The Messenger
What’s the worst job in the world? Lindsay Lohan’s publicist? Rand Paul’s press secretary? Any job that involves being around Sarah Palin? I don’t really know what is the worst, but all kidding aside, notifying next of kin that their son or daughter or husband or wife has been killed in Iraq or Afghanistan has to be in the Top 10. They used to send out telegrams: “The Secretary of War regrets to inform you …” There was a pretty good movie called The Human Comedy where Mickey Rooney played a Western Union messenger boy. Ordinary people didn’t get many telegrams in the 1940s. If you saw him bicycling up to your door and you had a boy in uniform, you had a pretty good idea what the news was going to be. I remember thinking this had to be one of the worst jobs in the world.
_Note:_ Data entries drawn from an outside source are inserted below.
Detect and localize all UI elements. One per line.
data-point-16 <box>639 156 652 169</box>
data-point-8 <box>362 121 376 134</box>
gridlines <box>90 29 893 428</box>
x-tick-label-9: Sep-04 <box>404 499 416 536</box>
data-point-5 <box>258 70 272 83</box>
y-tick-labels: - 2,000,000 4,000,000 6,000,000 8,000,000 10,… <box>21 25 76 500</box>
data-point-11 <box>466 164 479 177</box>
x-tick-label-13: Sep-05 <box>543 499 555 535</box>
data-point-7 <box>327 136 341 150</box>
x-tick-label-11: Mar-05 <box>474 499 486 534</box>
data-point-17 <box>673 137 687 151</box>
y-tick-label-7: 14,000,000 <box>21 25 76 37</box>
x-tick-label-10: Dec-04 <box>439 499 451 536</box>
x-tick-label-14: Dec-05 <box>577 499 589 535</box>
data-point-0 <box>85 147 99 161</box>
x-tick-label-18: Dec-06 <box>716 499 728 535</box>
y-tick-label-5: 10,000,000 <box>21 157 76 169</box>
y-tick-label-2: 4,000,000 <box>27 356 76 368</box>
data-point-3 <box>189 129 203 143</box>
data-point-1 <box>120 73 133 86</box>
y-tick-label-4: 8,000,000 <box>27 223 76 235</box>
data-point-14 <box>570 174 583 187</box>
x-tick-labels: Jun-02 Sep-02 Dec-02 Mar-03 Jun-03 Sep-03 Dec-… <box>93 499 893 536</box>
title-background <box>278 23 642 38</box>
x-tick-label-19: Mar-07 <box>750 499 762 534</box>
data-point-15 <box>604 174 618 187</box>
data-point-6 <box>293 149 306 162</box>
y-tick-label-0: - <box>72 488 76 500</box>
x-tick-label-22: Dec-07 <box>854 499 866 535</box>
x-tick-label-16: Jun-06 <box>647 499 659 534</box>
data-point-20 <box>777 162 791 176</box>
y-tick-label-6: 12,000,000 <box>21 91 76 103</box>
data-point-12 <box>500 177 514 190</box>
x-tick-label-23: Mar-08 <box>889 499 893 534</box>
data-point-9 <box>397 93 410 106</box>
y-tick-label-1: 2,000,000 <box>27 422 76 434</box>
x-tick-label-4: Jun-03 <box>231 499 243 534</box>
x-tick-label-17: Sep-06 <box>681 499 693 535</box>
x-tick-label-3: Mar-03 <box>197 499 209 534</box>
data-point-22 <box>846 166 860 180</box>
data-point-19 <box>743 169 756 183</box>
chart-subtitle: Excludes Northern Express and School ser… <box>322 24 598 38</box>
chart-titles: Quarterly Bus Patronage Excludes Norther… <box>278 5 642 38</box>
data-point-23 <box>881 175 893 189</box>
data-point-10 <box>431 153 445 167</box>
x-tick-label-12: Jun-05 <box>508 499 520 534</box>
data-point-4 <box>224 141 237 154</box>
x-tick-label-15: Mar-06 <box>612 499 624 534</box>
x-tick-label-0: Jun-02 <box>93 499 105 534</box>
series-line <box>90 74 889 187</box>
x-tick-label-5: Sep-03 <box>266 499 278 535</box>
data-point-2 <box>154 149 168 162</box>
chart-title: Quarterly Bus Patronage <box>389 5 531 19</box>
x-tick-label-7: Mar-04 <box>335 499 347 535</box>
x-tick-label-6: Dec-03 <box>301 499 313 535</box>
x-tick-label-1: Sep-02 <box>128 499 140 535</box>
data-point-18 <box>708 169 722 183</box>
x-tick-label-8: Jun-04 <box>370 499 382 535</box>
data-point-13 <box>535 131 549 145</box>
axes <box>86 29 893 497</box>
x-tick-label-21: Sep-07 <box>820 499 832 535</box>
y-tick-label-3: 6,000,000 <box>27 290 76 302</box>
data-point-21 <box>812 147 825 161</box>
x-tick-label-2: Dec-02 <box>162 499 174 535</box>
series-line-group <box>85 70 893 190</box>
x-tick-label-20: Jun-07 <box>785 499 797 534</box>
Since Vietnam we have notified NOKs (Next of Kin) in person. I assume the title of this film comes from the saying “Don’t shoot the messenger.” Nobody blamed the Western Union boy, but some of these people would really like to shoot these messengers. (Steve Buscemi plays one of them, heart-wrenchingly.) There they stand in their crisp uniforms, representing the very government that their loved one died for—and in the minds of many, including me, died for no good reason other than Dick Cheney’s grandiose plan to control all the oil in the Middle East—and they lash out. The messengers can get spit upon, shouted at, cursed, maybe even hit, and they have to stand there and take it. What else can they do? Others deny it, don’t want to hear it, clap their hands over their ears, others go a little insane. We see about half a dozen of these scenes, and they are very hard to watch. Very hard, in the sense that I cried through every one of them. But you have to watch, don’t you? At least, I felt that I had to.
The back stories of the two men with this awful duty are compelling, too, and the movie ends on at least a small note of hope and healing. Woody Harrelson … who would have guessed that he’d turn out to be as good as he has become? He got an Oscar nomination, and deserved it. His younger companion, Ben Foster, is also very good. He plays a scene in one very long shot with Samantha Morton (who we have loved since In America) that is just perfectly written and acted. See this one, even if you don’t really want to.